Stop the reaction by adding a suitable solubilizing agent and measure formazan spectrophotometrically. This method is called the MTT assay. Plot a graph of living cells indicated by formazan against drug concentrations. Calculate inhibitory concentration, IC50, by finding drug concentration that kills 50% of cells using the software.

Next, grow cancer cells in the growth medium and distribute them in three different plates. After the cells reach subconfluency add 1/10 dilution of IC50 concentration. Allow the cells to grow and perform the MTT assay. Repeat this process with increasing drug dosage. Cancerous cells slowly develop resistance to TKIs due to mutations in the protein sequence.

The following protocol shows the development of afatinib resistance in PC9 cells by dose escalation.

- To determine the appropriate afatinib resistance concentration, culture PC9 cells in growth medium in a 10 centimeter cell culture treated dish at 37 degrees Celsius and 5% carbon dioxide. Resuspend the PC9 cells at a 4 times 10 to the 4 cells per milliliter of growth medium concentration and seed the cells at 50 microliters of cells suspension per well in a 96 well microplate. After an overnight incubation in the cell culture incubator, treat the cells with 50 microliters of afatinib solution per well at six replicates of the indicated concentrations. And after a 96 hour incubation in the cell culture incubator, add 15 microliters of MTT dye to each well.

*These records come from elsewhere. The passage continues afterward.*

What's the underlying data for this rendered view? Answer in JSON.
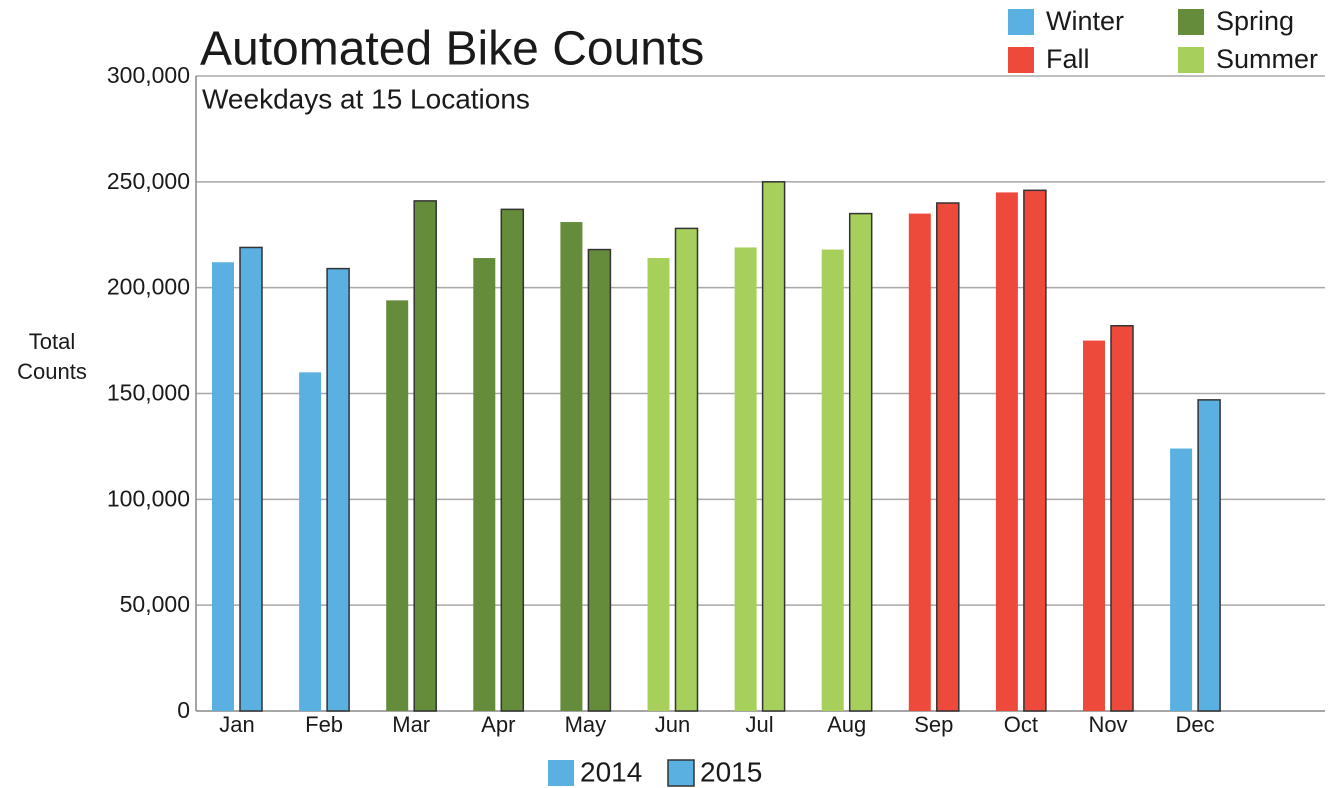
{
  "chart_data": {
    "type": "bar",
    "title": "Automated Bike Counts",
    "subtitle": "Weekdays at 15 Locations",
    "ylabel": [
      "Total",
      "Counts"
    ],
    "categories": [
      "Jan",
      "Feb",
      "Mar",
      "Apr",
      "May",
      "Jun",
      "Jul",
      "Aug",
      "Sep",
      "Oct",
      "Nov",
      "Dec"
    ],
    "series": [
      {
        "name": "2014",
        "values": [
          212000,
          160000,
          194000,
          214000,
          231000,
          214000,
          219000,
          218000,
          235000,
          245000,
          175000,
          124000
        ]
      },
      {
        "name": "2015",
        "values": [
          219000,
          209000,
          241000,
          237000,
          218000,
          228000,
          250000,
          235000,
          240000,
          246000,
          182000,
          147000
        ]
      }
    ],
    "bar_colors": [
      "#5bb0e2",
      "#5bb0e2",
      "#658c3a",
      "#658c3a",
      "#658c3a",
      "#a6d05b",
      "#a6d05b",
      "#a6d05b",
      "#ee4a3c",
      "#ee4a3c",
      "#ee4a3c",
      "#5bb0e2"
    ],
    "season_legend": [
      {
        "name": "Winter",
        "color": "#5bb0e2"
      },
      {
        "name": "Spring",
        "color": "#658c3a"
      },
      {
        "name": "Fall",
        "color": "#ee4a3c"
      },
      {
        "name": "Summer",
        "color": "#a6d05b"
      }
    ],
    "ylim": [
      0,
      300000
    ],
    "yticks": [
      0,
      {
        "value": 50000,
        "label": "50,000"
      },
      {
        "value": 100000,
        "label": "100,000"
      },
      {
        "value": 150000,
        "label": "150,000"
      },
      {
        "value": 200000,
        "label": "200,000"
      },
      {
        "value": 250000,
        "label": "250,000"
      },
      {
        "value": 300000,
        "label": "300,000"
      }
    ],
    "grid": true
  }
}
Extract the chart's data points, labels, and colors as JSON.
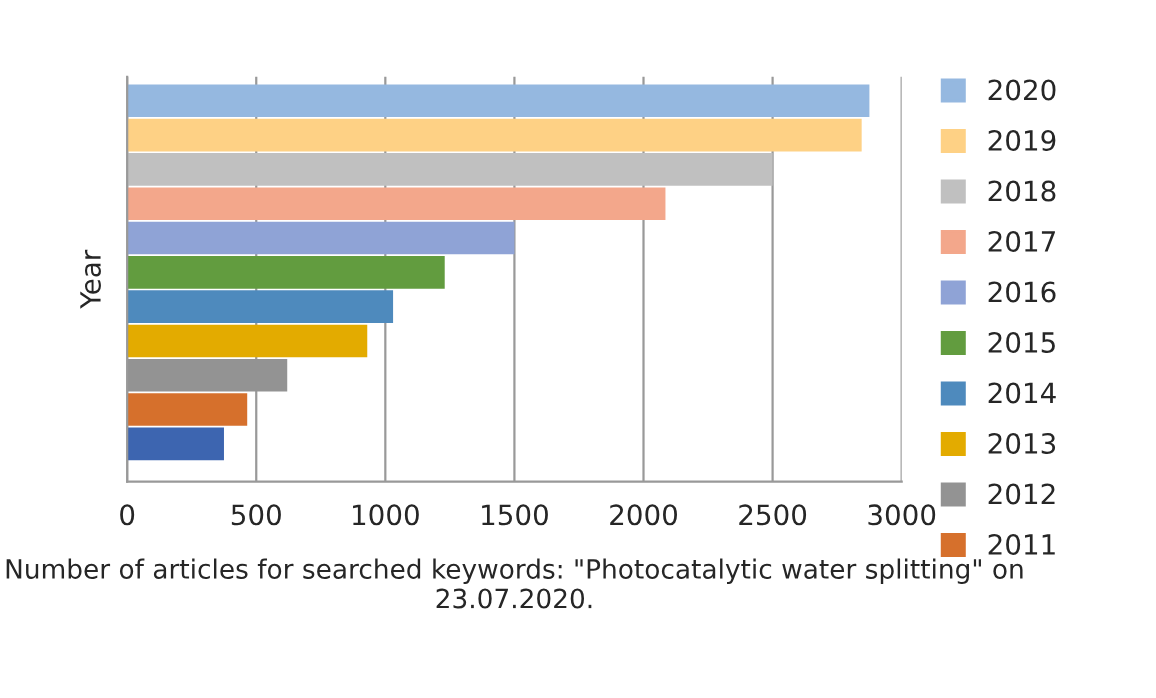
{
  "chart_data": {
    "type": "bar",
    "orientation": "horizontal",
    "ylabel": "Year",
    "xlabel": "Number of articles for searched keywords: \"Photocatalytic water splitting\" on 23.07.2020.",
    "categories": [
      null,
      null,
      null,
      null,
      null,
      null,
      null,
      null,
      null,
      null,
      null
    ],
    "series": [
      {
        "name": "2020",
        "color": "#95b8e0",
        "values": [
          2875,
          null,
          null,
          null,
          null,
          null,
          null,
          null,
          null,
          null,
          null
        ]
      },
      {
        "name": "2019",
        "color": "#fed185",
        "values": [
          null,
          2845,
          null,
          null,
          null,
          null,
          null,
          null,
          null,
          null,
          null
        ]
      },
      {
        "name": "2018",
        "color": "#c0c0c0",
        "values": [
          null,
          null,
          2500,
          null,
          null,
          null,
          null,
          null,
          null,
          null,
          null
        ]
      },
      {
        "name": "2017",
        "color": "#f3a78b",
        "values": [
          null,
          null,
          null,
          2085,
          null,
          null,
          null,
          null,
          null,
          null,
          null
        ]
      },
      {
        "name": "2016",
        "color": "#8fa3d6",
        "values": [
          null,
          null,
          null,
          null,
          1500,
          null,
          null,
          null,
          null,
          null,
          null
        ]
      },
      {
        "name": "2015",
        "color": "#629c3f",
        "values": [
          null,
          null,
          null,
          null,
          null,
          1230,
          null,
          null,
          null,
          null,
          null
        ]
      },
      {
        "name": "2014",
        "color": "#4e8abd",
        "values": [
          null,
          null,
          null,
          null,
          null,
          null,
          1030,
          null,
          null,
          null,
          null
        ]
      },
      {
        "name": "2013",
        "color": "#e3ab00",
        "values": [
          null,
          null,
          null,
          null,
          null,
          null,
          null,
          930,
          null,
          null,
          null
        ]
      },
      {
        "name": "2012",
        "color": "#939393",
        "values": [
          null,
          null,
          null,
          null,
          null,
          null,
          null,
          null,
          620,
          null,
          null
        ]
      },
      {
        "name": "2011",
        "color": "#d6702c",
        "values": [
          null,
          null,
          null,
          null,
          null,
          null,
          null,
          null,
          null,
          465,
          null
        ]
      },
      {
        "color": "#3d65b0",
        "values": [
          null,
          null,
          null,
          null,
          null,
          null,
          null,
          null,
          null,
          null,
          375
        ]
      }
    ],
    "xlim": [
      0,
      3000
    ],
    "xticks": [
      0,
      500,
      1000,
      1500,
      2000,
      2500,
      3000
    ],
    "grid": "x",
    "legend": "right"
  }
}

After four hours in the cell culture incubator, add 100 microliters of solubilization stop solution to each well and return the plate to the incubator overnight. The next morning, measure the optical density at 570 nanometers on a microplate reader. For continuous afatinib exposure, culture PC9 cells in P100 dishes containing 10 milliliters of growth medium until the cells reach subconfluency.

Transfer the subconfluent cultures into three new P100 dishes of 9 milliliters of growth medium per initial culture dish and return the cells to the cell culture incubator. The next morning, add 0.1 nanomolar or 1/10 of the half maximal inhibitory concentration of afatinib to each set of three culture dishes. When the afatinib treated cells become subconfluent, use a 1 milliliter pipette to thoroughly mix the cultures and transfer 1 milliliter of cells from each dish to 9 milliliters of fresh growth medium in new P100 dishes.

Add 10% to 20% higher concentrations of afatinib to the new cultures, increasing the afatinib concentration by stepwise dose escalation each time the cultures reach subconfluency over a 10 to 12 month period. When an afatinib concentration of 1 micromolar is reached, perform the MTT assay as demonstrated to confirm that the cells have developed afatinib resistance.